Tuesday, July 8, 2025

Unending debate on impeachment

FOR several days now since the House of Representatives transmitted to the Senate the articles of impeachment against Vice President Sara Duterte last February 5, the issue of when the Senate will begin hearing the case has dominated the discussions in media and other sectors.

Most legal luminaries have taken the position of retired Senior Associate Justice Adolfo Azcuna who said, quoting Article XI of the 1987 Constitution, that once the complaint or resolution of impeachment, signed and verified (meaning under oath) by at least one-third of the member of the House, is filed, it constitutes the Articles of Impeachment, and trial by the Senate shall forthwith proceed.

Azcuna explained that even if the senators are on legislative recess, they have to convene, take the required oath or affirmations, and proceed to trial.  “There is no need for a call.  The provision of Article XI is the call.  It is, in fact and in law, an order,” he said.

Election lawyer Romulo Macalintal meanwhile proffered that campaigning in these national and local elections would not be a valid excuse for the present Senate to pass on to the new Senate its constitutional duty to immediately start without delay the proceedings.

Macalintal believes that if the impeachment case should be taken up by the Senate under the 20th Congress, then “it is doomed to fail.”

This is because the very rules of the present Senate, (Section 123, Rule XLIV) provide: All pending matters and proceedings shall terminate upon the expiration of one Congress, but may be taken up by the succeeding Congress, as if presented for the first time,” he explained.

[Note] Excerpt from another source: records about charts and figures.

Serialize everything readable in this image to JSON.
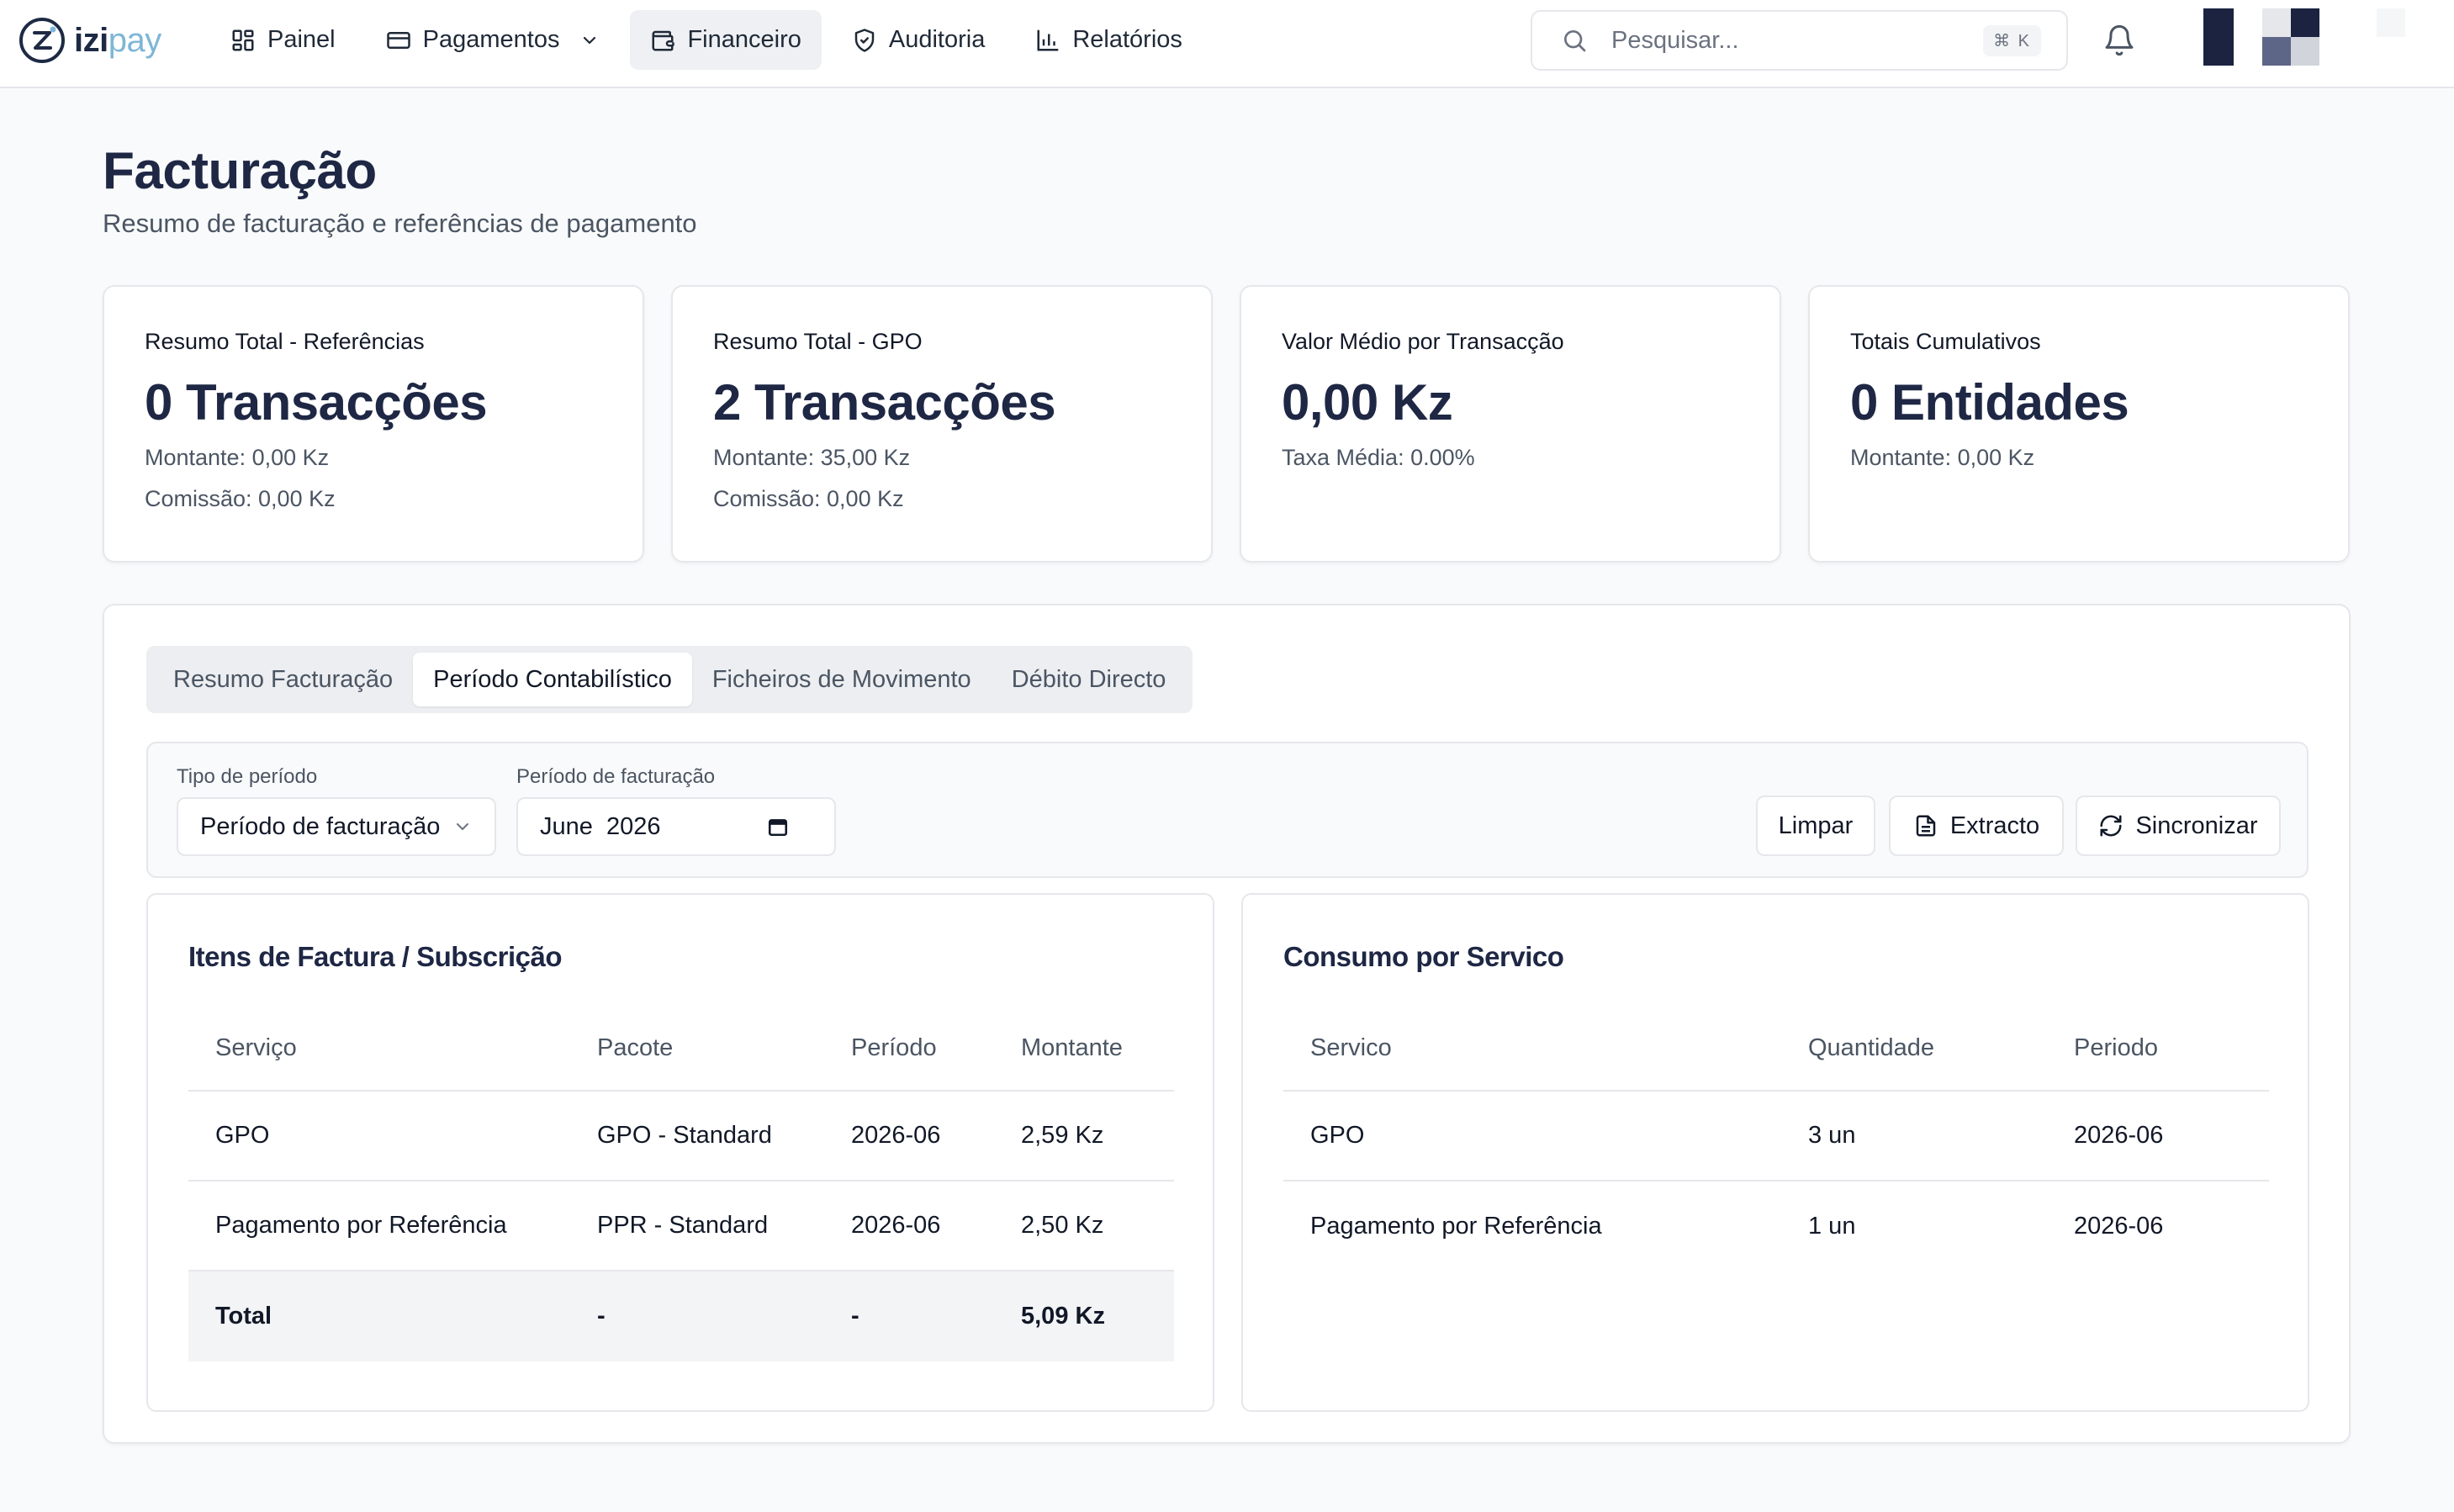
{
  "brand": {
    "izi": "izi",
    "pay": "pay"
  },
  "nav": {
    "items": [
      {
        "label": "Painel",
        "icon": "dashboard-icon"
      },
      {
        "label": "Pagamentos",
        "icon": "credit-card-icon"
      },
      {
        "label": "Financeiro",
        "icon": "wallet-icon"
      },
      {
        "label": "Auditoria",
        "icon": "shield-icon"
      },
      {
        "label": "Relatórios",
        "icon": "bar-chart-icon"
      }
    ],
    "active": "Financeiro"
  },
  "search": {
    "placeholder": "Pesquisar...",
    "shortcut": "⌘ K"
  },
  "page": {
    "title": "Facturação",
    "subtitle": "Resumo de facturação e referências de pagamento"
  },
  "stats": [
    {
      "label": "Resumo Total - Referências",
      "value": "0 Transacções",
      "line1": "Montante: 0,00 Kz",
      "line2": "Comissão: 0,00 Kz"
    },
    {
      "label": "Resumo Total - GPO",
      "value": "2 Transacções",
      "line1": "Montante: 35,00 Kz",
      "line2": "Comissão: 0,00 Kz"
    },
    {
      "label": "Valor Médio por Transacção",
      "value": "0,00 Kz",
      "line1": "Taxa Média: 0.00%"
    },
    {
      "label": "Totais Cumulativos",
      "value": "0 Entidades",
      "line1": "Montante: 0,00 Kz"
    }
  ],
  "tabs": [
    {
      "label": "Resumo Facturação"
    },
    {
      "label": "Período Contabilístico"
    },
    {
      "label": "Ficheiros de Movimento"
    },
    {
      "label": "Débito Directo"
    }
  ],
  "active_tab": "Período Contabilístico",
  "filters": {
    "period_type": {
      "label": "Tipo de período",
      "value": "Período de facturação"
    },
    "billing_period": {
      "label": "Período de facturação",
      "value": "June  2026"
    }
  },
  "actions": {
    "clear": "Limpar",
    "statement": "Extracto",
    "sync": "Sincronizar"
  },
  "invoice_items": {
    "title": "Itens de Factura / Subscrição",
    "columns": [
      "Serviço",
      "Pacote",
      "Período",
      "Montante"
    ],
    "rows": [
      [
        "GPO",
        "GPO - Standard",
        "2026-06",
        "2,59 Kz"
      ],
      [
        "Pagamento por Referência",
        "PPR - Standard",
        "2026-06",
        "2,50 Kz"
      ]
    ],
    "total": [
      "Total",
      "-",
      "-",
      "5,09 Kz"
    ]
  },
  "consumption": {
    "title": "Consumo por Servico",
    "columns": [
      "Servico",
      "Quantidade",
      "Periodo"
    ],
    "rows": [
      [
        "GPO",
        "3 un",
        "2026-06"
      ],
      [
        "Pagamento por Referência",
        "1 un",
        "2026-06"
      ]
    ]
  },
  "colors": {
    "primary_text": "#1e2744",
    "accent": "#7eb6d6",
    "border": "#e5e7eb"
  }
}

Senate President Francis Escudero, the head of the Senate which is the chamber mandated by the Constitution to constitute itself as the impeachment court and hold the trial, maintains that a session is needed for the impeachment rules to be approved and an impeachment court to be convened.

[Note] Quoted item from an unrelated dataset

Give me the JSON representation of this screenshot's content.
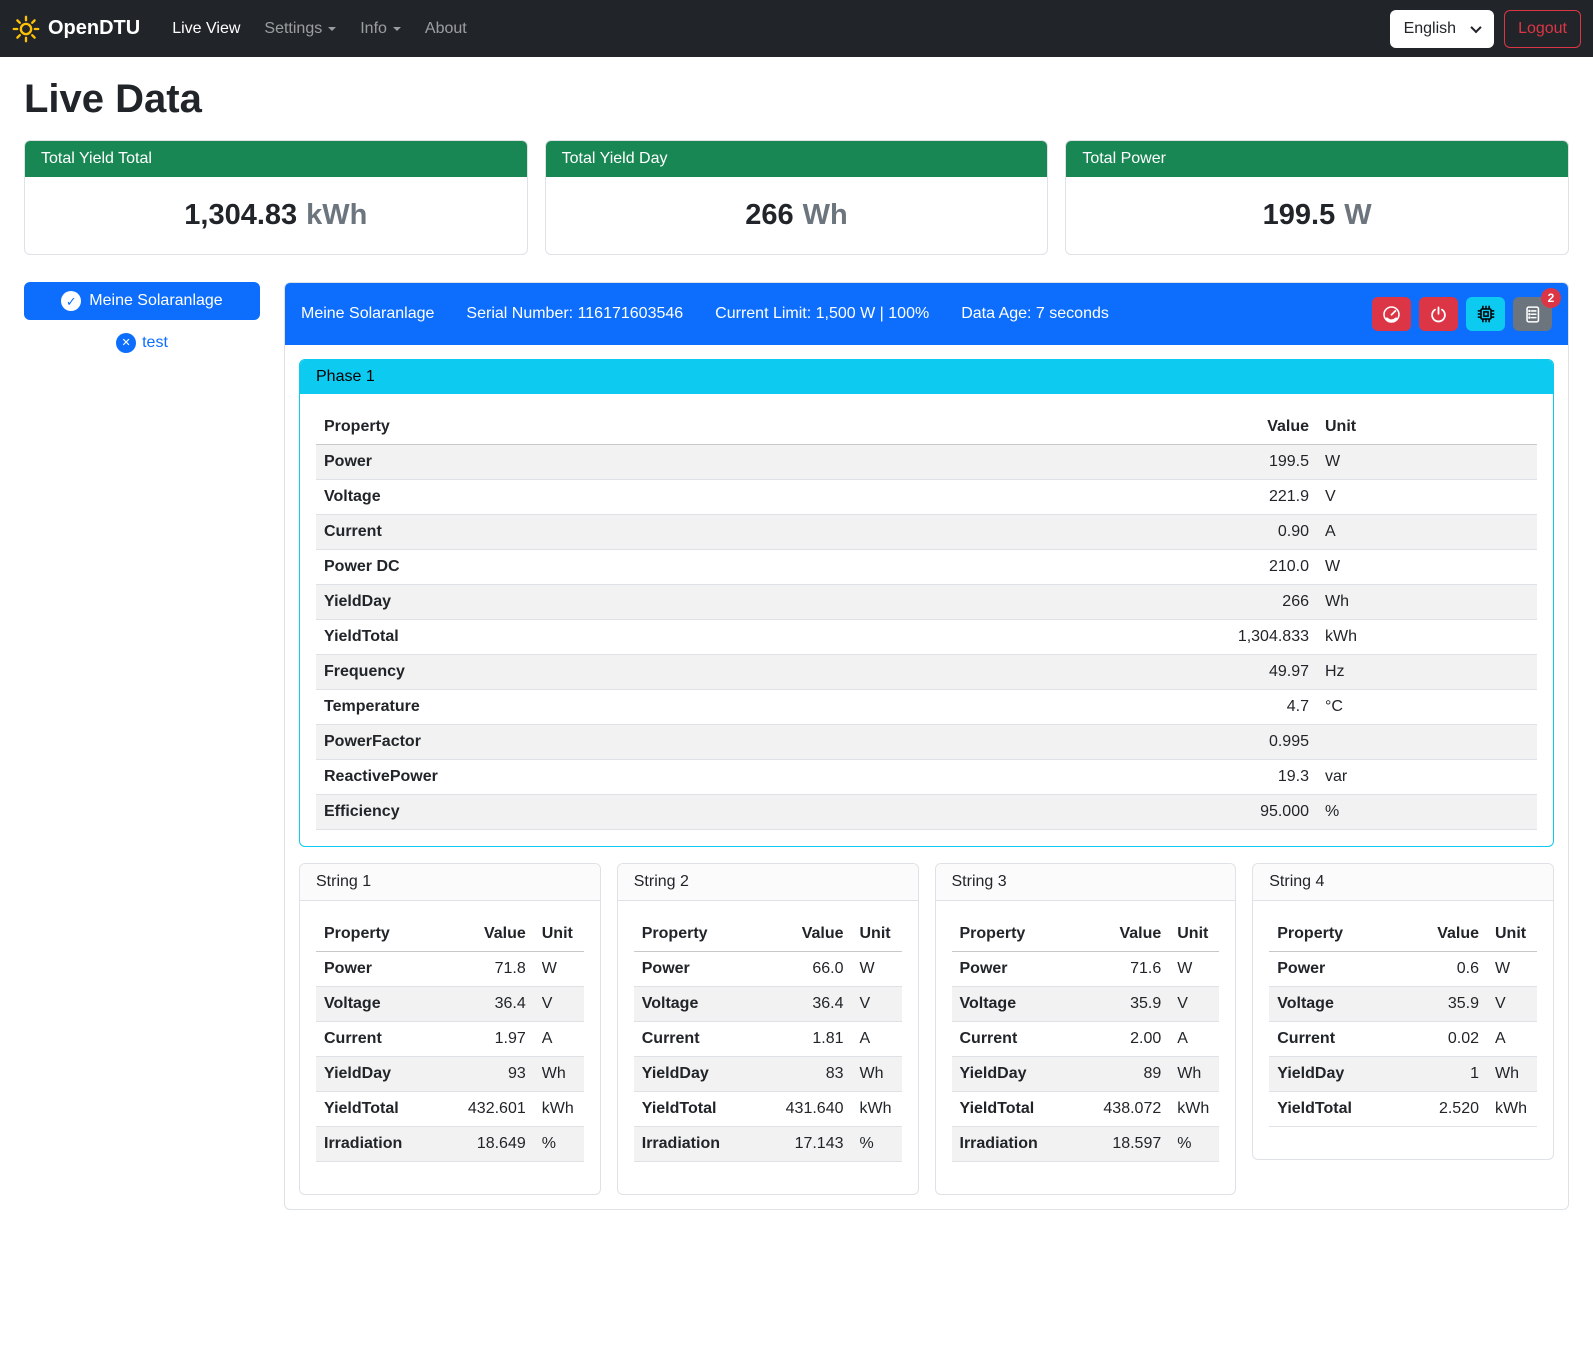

Since the court was not convened during the last day of session last Feb. 5, Escudero maintained that the process will have to commence after the resumption of sessions on June 2.

As various other opinions are floated, a lawyer and former government official filed a petition with the Supreme Court seeking to compel the Senate to immediately convene as an impeachment court and begin the public trial of Vice President Sara Duterte.  His request is for the High Tribunal to issue a writ of mandamus to this effect.

Catalino Generillo Jr., a former special government counsel of the Presidential Commission on Good Government (PCGG), argued that the Constitution does not permit the Senate to delay its duty during recess.

On one hand, some measure of political stability may be achieved if the SC would take a definitive stand on this issue.  On the other, the High Tribunal might refrain from issuing a ruling and respect the principle of co-equal powers in the government structure.

The journey of the impeachment process has always been bumpy, with laws and rules prone to be set aside because after all, impeachment is a political process, and not regular criminal proceedings.